We know many of them — the German Lied, the French chanson, the Scandinavian song — works for voice and piano. Countless such musical pieces have been written throughout history, mainly from Mozart’s time on. But after a couple of hundred years, this form of composition fell “out of fashion”, and composers often used other ways to accompany singers.
How do we think of classical song today? I challenged three composers to each write his “Lied”, a piece of music for voice and piano, and received three remarkably different results. Two hundred years ago, the format was predictable; today, boundaries have dissolved, and the composer turns out whatever the heart desires. What these composers write about their own works appears later on.
In addition, we wished to include five wonderfully distinctive songs of Edvard Hagerup Bull — a composer of our own time, but one who was and remained controversial, and, as such, was essentially deprived of recognition and fame in Norway. Edvard Hagerup Bull was a grandnephew of Edvard Grieg, he studied with Messiaen and Milhaud, among others, and he lived a large part of his life in Paris.

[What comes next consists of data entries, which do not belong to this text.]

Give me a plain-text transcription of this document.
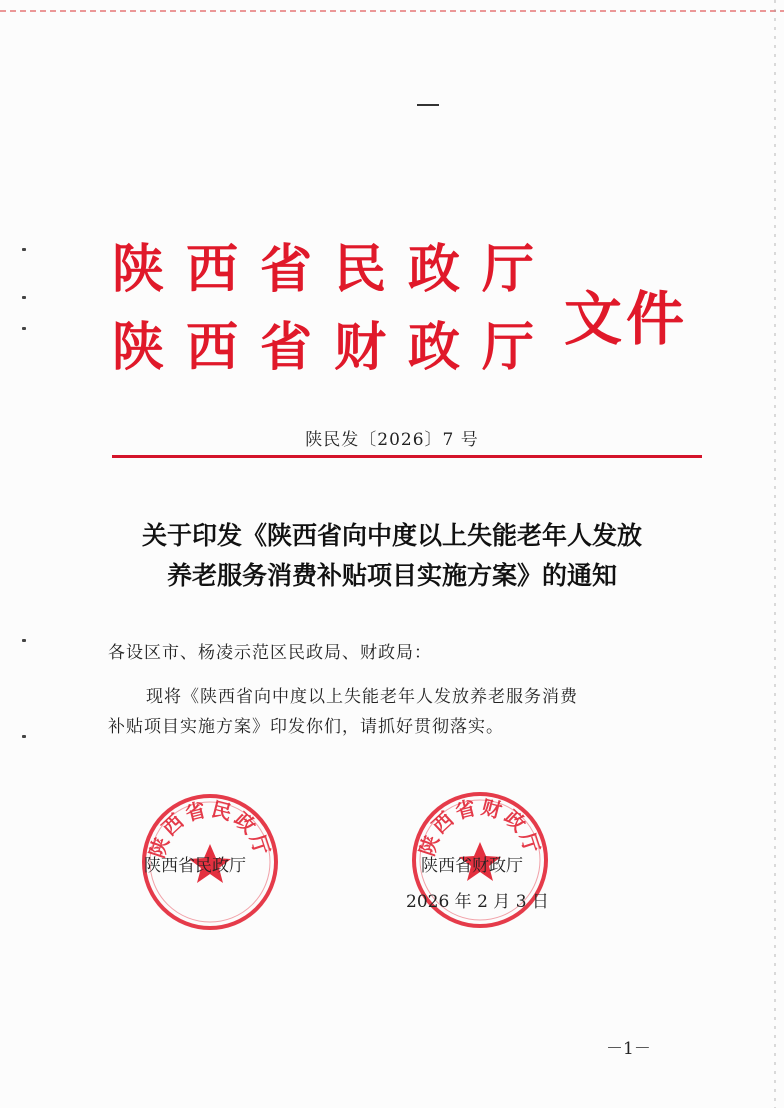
陕西省民政厅
陕西省财政厅 文件
陕民发〔2026〕7 号
关于印发《陕西省向中度以上失能老年人发放
养老服务消费补贴项目实施方案》的通知
各设区市、杨凌示范区民政局、财政局：
现将《陕西省向中度以上失能老年人发放养老服务消费
补贴项目实施方案》印发你们，请抓好贯彻落实。
陕西省民政厅	陕西省财政厅
陕西省民政厅	陕西省财政厅
2026 年 2 月 3 日
－1－
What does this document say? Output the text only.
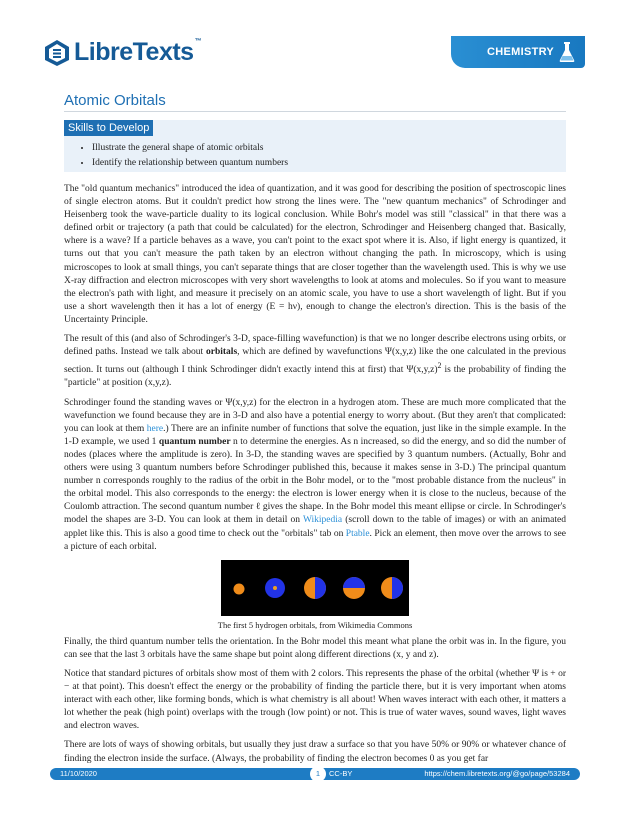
LibreTexts™
CHEMISTRY
Atomic Orbitals
Skills to Develop
• Illustrate the general shape of atomic orbitals
• Identify the relationship between quantum numbers

The "old quantum mechanics" introduced the idea of quantization, and it was good for describing the position of spectroscopic lines of single electron atoms. But it couldn't predict how strong the lines were. The "new quantum mechanics" of Schrodinger and Heisenberg took the wave-particle duality to its logical conclusion. While Bohr's model was still "classical" in that there was a defined orbit or trajectory (a path that could be calculated) for the electron, Schrodinger and Heisenberg changed that. Basically, where is a wave? If a particle behaves as a wave, you can't point to the exact spot where it is. Also, if light energy is quantized, it turns out that you can't measure the path taken by an electron without changing the path. In microscopy, which is using microscopes to look at small things, you can't separate things that are closer together than the wavelength used. This is why we use X-ray diffraction and electron microscopes with very short wavelengths to look at atoms and molecules. So if you want to measure the electron's path with light, and measure it precisely on an atomic scale, you have to use a short wavelength of light. But if you use a short wavelength then it has a lot of energy (E = hν), enough to change the electron's direction. This is the basis of the Uncertainty Principle.

The result of this (and also of Schrodinger's 3-D, space-filling wavefunction) is that we no longer describe electrons using orbits, or defined paths. Instead we talk about orbitals, which are defined by wavefunctions Ψ(x,y,z) like the one calculated in the previous section. It turns out (although I think Schrodinger didn't exactly intend this at first) that $\Psi(x,y,z)^2$ is the probability of finding the "particle" at position (x,y,z).

Schrodinger found the standing waves or Ψ(x,y,z) for the electron in a hydrogen atom. These are much more complicated that the wavefunction we found because they are in 3-D and also have a potential energy to worry about. (But they aren't that complicated: you can look at them here.) There are an infinite number of functions that solve the equation, just like in the simple example. In the 1-D example, we used 1 quantum number n to determine the energies. As n increased, so did the energy, and so did the number of nodes (places where the amplitude is zero). In 3-D, the standing waves are specified by 3 quantum numbers. (Actually, Bohr and others were using 3 quantum numbers before Schrodinger published this, because it makes sense in 3-D.) The principal quantum number n corresponds roughly to the radius of the orbit in the Bohr model, or to the "most probable distance from the nucleus" in the orbital model. This also corresponds to the energy: the electron is lower energy when it is close to the nucleus, because of the Coulomb attraction. The second quantum number ℓ gives the shape. In the Bohr model this meant ellipse or circle. In Schrodinger's model the shapes are 3-D. You can look at them in detail on Wikipedia (scroll down to the table of images) or with an animated applet like this. This is also a good time to check out the "orbitals" tab on Ptable. Pick an element, then move over the arrows to see a picture of each orbital.

The first 5 hydrogen orbitals, from Wikimedia Commons

Finally, the third quantum number tells the orientation. In the Bohr model this meant what plane the orbit was in. In the figure, you can see that the last 3 orbitals have the same shape but point along different directions (x, y and z).

Notice that standard pictures of orbitals show most of them with 2 colors. This represents the phase of the orbital (whether Ψ is + or − at that point). This doesn't effect the energy or the probability of finding the particle there, but it is very important when atoms interact with each other, like forming bonds, which is what chemistry is all about! When waves interact with each other, it matters a lot whether the peak (high point) overlaps with the trough (low point) or not. This is true of water waves, sound waves, light waves and electron waves.

There are lots of ways of showing orbitals, but usually they just draw a surface so that you have 50% or 90% or whatever chance of finding the electron inside the surface. (Always, the probability of finding the electron becomes 0 as you get far

11/10/2020	1	CC-BY	https://chem.libretexts.org/@go/page/53284
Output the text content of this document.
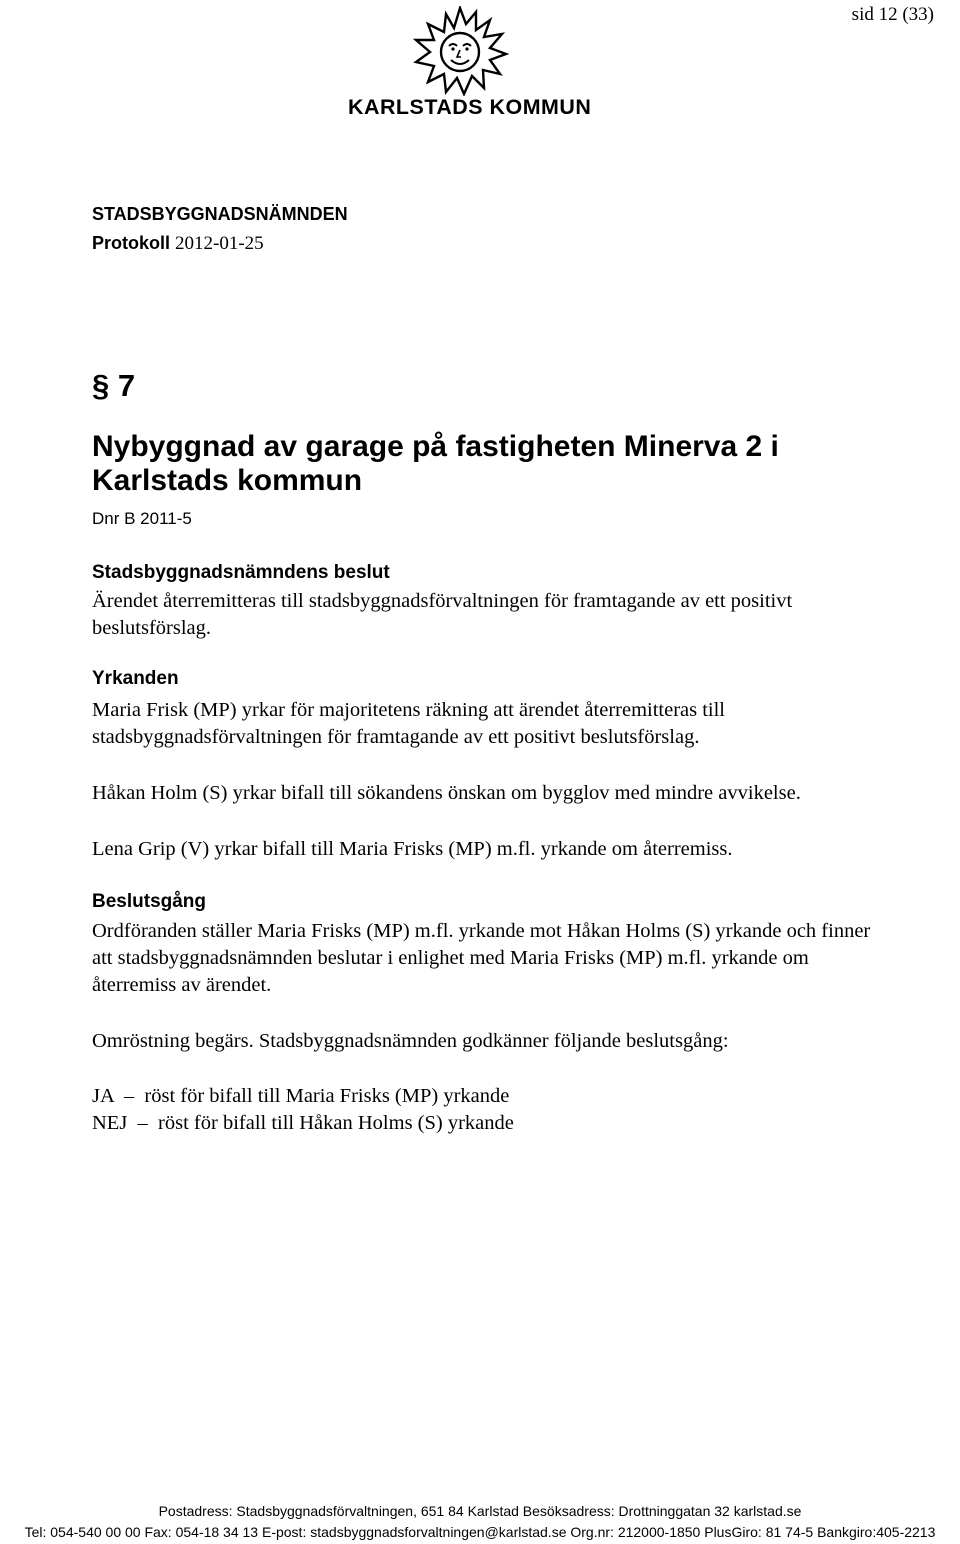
sid 12 (33)
KARLSTADS KOMMUN
STADSBYGGNADSNÄMNDEN
Protokoll 2012-01-25
§ 7
Nybyggnad av garage på fastigheten Minerva 2 i Karlstads kommun
Dnr B 2011-5
Stadsbyggnadsnämndens beslut

Ärendet återremitteras till stadsbyggnadsförvaltningen för framtagande av ett positivt beslutsförslag.

Yrkanden

Maria Frisk (MP) yrkar för majoritetens räkning att ärendet återremitteras till stadsbyggnadsförvaltningen för framtagande av ett positivt beslutsförslag.

Håkan Holm (S) yrkar bifall till sökandens önskan om bygglov med mindre avvikelse.

Lena Grip (V) yrkar bifall till Maria Frisks (MP) m.fl. yrkande om återremiss.

Beslutsgång

Ordföranden ställer Maria Frisks (MP) m.fl. yrkande mot Håkan Holms (S) yrkande och finner att stadsbyggnadsnämnden beslutar i enlighet med Maria Frisks (MP) m.fl. yrkande om återremiss av ärendet.

Omröstning begärs. Stadsbyggnadsnämnden godkänner följande beslutsgång:

JA  –  röst för bifall till Maria Frisks (MP) yrkande
NEJ  –  röst för bifall till Håkan Holms (S) yrkande
Postadress: Stadsbyggnadsförvaltningen, 651 84 Karlstad Besöksadress: Drottninggatan 32 karlstad.se
Tel: 054-540 00 00 Fax: 054-18 34 13 E-post: stadsbyggnadsforvaltningen@karlstad.se Org.nr: 212000-1850 PlusGiro: 81 74-5 Bankgiro:405-2213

Many are familiar with the short aphoristic poems of Piet Hein known as “grooks” — artful, thought-provoking texts with their unconventional way of looking at life. Coupled with Hagerup Bull’s playful, humoristic music, they become musical gems deserving of attention and performance. We are pleased to have these songs on the recording! To be on the safe side, I wish to point out that the “grooks” are written in Danish, but I have chosen to sing the texts with Norwegian pronunciation.